Voici donc les graines qui donnent cette cire végétale.

J'ai adoré les mises en scène, très claires.




La récolte, manuelle, les hommes grimpent dans les arbres en hiver, quand les feuilles sont tombées et    arrachent ces grappes de petites graines. C'est casse-g*** en plus.


La séparation des graines du reste, tout au fléau, c'est super dur, si vous avez déjà essayé sur du blé, manier un fléau ce n'est pas si simple.


Après le broyage des graines, on chauffe ! Une première fois.



On obtient une pâte que l'on presse, pierre et bois pour écraser ce mélange et obtenir le jus qui deviendra de la cire.



Niveau couleur, on hésite entre le dégueuli de Klingon et de la diarrhée.

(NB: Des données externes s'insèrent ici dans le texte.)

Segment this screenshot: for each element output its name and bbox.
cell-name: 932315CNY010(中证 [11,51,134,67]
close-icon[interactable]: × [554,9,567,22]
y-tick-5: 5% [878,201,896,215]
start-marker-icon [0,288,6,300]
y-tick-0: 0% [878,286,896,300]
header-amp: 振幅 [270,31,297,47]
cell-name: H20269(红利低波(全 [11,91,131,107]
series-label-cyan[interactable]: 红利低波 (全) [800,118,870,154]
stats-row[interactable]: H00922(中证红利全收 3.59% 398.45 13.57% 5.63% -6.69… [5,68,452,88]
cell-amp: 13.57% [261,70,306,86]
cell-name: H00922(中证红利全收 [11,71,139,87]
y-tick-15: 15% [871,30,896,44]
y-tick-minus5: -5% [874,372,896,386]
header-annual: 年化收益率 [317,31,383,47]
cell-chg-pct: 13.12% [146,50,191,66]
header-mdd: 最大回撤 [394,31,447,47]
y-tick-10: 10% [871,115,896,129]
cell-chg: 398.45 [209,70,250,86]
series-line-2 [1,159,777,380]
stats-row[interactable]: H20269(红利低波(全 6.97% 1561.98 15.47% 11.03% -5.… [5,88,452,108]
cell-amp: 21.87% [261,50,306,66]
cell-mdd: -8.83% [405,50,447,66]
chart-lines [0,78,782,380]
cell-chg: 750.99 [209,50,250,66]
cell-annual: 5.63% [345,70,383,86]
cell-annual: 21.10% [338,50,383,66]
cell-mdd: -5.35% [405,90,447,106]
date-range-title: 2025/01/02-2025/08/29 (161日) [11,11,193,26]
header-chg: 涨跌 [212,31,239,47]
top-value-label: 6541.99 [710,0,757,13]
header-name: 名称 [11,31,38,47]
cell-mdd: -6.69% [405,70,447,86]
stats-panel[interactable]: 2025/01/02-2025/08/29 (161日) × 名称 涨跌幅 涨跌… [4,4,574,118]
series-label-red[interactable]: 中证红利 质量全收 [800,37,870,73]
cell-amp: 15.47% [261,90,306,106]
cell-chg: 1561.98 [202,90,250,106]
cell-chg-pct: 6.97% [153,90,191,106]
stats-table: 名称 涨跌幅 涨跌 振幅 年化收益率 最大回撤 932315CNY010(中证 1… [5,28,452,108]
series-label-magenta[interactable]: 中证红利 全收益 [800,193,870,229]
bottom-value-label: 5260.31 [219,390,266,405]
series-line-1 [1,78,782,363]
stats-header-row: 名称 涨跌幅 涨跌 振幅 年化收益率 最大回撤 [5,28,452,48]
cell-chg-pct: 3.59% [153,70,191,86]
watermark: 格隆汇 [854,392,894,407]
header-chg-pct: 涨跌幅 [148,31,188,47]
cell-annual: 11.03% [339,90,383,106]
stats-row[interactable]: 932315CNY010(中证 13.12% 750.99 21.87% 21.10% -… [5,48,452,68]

C'est verdâtre. Quand je dis que le vert c'est quand même quelque chose !



On blanchit cette première ébauche de cire avec le soleil. La pâte est brassée, arrosée, elle consomme beaucoup d'eau.



Une fois blanchie, le produit est envoyé pour être transformer, en chandelles, en pastels, en maquillage.



Voila ce que ça donne, des paillettes qui pourraient être du savon par exemple.




La phase la plus importante : la négociation des contrats, cette cire a fait la richesse de quelques familles.


Les moules qui reçoivent la version non raffinée de la cire.

Mes deux moules préférés : un rond en grès, c'est lisse, jolie teinte tourterelle, le second reçoit la version blanche, plus pratique à emballer et transporter.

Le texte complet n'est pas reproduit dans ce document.